I feel compelled to admit that when I was first instructed to violate the social norms of the Cougareat I was somewhat hesitant to do so. I’m generally comfortable operating (somewhat) within the limits of what is socially acceptable. After all, I’ve been raised that way since birth. When you think about it, most of us have. After all, that's why they're called norms. Because they're normal.

Then I started thinking about it. I mean, I had to do it. So I began plotting. You see, I have a penchant for messing with people. Sure, they’re usually my friends and they know of my fondness for pranks (especially Karen, as she tends to be the victim of most of them). The more I thought about it, the more I became excited to branch out into the unknown. This quickly became more of a shenanigan than an assignment (by the way, I still got an A).

I met with my partner in the Cougareat one evening (the evening before the assignment was due - typical me). His role was to take notes on the reactions of my targets. So we sat and talked over ideas while surveying all of the innocent bystanders. I singled out my first victim just as he sat down with his newspaper. My first victim barely acknowledged my existence, ignoring every single one of my odd behaviors. I stole his newspaper. I spit into my taco and informed him that I did so in order to “keep the bad people from stealing it”. I messed with him for fifteen minutes and I got nothing out of that guy.

Now let's contrast this with my last victims. They had been sitting there for a while, just a few tables over. I sat down with them, introduced myself, and then proceeded to ignore every single one of their questions. No answers. No eye contact. Just leaning back on the chair, sipping my Sprite. Waiting. What's your name? Silence. What are you studying? Silence. Are you okay? Silence. They started talking about me as if I couldn’t even hear them! Who is this kid? I had a hard time keeping a straight face and they could see it. I was about to blow it! It was time to take some drastic measures. I reached into my jacket pocket and pulled out my ultimate weapon - Taco Bell Fire Sauce. In only a few seconds I had torn the package, popped the lid to my Sprite, and done the unthinkable. When I mixed in Taco Bell’s Fire Sauce with my Sprite, things changed. I believe the words they shouted as they abruptly left were “Ew, gross! Get away from me!” Turns out they were right - it really is gross.

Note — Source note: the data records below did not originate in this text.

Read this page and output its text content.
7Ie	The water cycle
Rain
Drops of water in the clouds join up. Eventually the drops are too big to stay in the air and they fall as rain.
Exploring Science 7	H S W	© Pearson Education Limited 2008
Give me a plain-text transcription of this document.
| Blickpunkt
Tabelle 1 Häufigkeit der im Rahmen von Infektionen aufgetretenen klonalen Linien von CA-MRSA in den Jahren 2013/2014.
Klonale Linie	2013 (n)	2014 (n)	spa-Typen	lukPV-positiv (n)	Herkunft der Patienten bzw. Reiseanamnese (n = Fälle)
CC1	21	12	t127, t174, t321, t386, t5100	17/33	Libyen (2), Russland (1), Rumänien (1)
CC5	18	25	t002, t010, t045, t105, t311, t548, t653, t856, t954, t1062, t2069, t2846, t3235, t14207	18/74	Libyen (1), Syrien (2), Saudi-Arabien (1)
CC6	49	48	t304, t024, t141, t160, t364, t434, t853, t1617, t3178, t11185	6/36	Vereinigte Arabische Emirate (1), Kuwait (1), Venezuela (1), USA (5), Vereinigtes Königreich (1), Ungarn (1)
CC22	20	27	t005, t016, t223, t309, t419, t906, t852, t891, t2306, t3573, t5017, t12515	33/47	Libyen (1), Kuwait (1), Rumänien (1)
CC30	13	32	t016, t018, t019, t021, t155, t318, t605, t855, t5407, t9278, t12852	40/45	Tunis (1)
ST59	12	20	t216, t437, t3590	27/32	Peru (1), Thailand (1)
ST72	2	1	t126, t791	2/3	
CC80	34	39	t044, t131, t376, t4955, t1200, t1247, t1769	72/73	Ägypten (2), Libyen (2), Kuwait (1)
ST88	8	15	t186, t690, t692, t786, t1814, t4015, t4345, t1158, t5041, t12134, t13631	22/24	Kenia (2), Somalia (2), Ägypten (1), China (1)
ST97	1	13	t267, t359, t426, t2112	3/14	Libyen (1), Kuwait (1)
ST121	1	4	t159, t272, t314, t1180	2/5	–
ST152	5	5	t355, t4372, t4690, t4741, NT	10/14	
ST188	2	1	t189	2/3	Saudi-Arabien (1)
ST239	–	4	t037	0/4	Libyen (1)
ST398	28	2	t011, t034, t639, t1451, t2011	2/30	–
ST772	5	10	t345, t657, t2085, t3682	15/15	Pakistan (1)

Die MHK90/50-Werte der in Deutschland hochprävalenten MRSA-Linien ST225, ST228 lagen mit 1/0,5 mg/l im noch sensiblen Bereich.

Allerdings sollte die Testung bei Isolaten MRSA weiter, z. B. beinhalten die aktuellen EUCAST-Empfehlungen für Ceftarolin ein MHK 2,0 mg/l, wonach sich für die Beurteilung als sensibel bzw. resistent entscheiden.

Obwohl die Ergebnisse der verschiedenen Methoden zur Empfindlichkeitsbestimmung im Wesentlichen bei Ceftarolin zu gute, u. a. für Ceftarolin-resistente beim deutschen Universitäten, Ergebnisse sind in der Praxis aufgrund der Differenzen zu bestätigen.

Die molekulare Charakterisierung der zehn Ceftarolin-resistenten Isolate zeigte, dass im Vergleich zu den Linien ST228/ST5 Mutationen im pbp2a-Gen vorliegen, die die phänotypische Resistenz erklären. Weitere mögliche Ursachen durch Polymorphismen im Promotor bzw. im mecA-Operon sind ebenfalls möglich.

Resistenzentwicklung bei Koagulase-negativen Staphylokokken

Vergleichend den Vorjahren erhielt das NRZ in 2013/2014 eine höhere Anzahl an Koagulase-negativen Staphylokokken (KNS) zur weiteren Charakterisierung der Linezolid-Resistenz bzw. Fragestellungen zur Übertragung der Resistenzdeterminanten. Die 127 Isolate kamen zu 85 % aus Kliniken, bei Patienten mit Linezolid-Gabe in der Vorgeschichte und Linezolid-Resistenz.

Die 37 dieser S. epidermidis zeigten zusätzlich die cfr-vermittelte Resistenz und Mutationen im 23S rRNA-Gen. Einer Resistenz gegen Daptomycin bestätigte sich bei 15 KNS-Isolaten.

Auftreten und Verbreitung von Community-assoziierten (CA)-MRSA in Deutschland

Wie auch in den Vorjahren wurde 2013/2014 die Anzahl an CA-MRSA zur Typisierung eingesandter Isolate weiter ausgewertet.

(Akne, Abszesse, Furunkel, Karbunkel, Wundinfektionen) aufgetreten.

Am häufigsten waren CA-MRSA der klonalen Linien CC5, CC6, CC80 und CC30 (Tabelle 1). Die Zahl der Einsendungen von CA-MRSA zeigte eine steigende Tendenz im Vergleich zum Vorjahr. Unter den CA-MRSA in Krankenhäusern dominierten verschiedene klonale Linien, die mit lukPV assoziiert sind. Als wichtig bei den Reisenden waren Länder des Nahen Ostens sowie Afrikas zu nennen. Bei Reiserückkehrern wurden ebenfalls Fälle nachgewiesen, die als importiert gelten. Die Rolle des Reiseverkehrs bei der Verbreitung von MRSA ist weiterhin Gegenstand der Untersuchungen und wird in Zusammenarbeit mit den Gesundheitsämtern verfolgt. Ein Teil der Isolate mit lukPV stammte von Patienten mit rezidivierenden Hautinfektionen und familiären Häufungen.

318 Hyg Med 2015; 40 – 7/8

This was my introduction...no, wait...my initiation into Sociology 112. If you've been at BYU for a semester already, you've probably heard the story about the girl bringing the waffle iron (or was it a George Foreman grill?) into the library and making food there. Yeah. Same assignment.

Today's randomerthought is this: I've been feeling adventurous lately. I had an adventure. And it was fun.

Go and do thou likewise.
~Jesus (Luke 10:37)


And if you're looking for someone to have an adventure with, I'm up for one.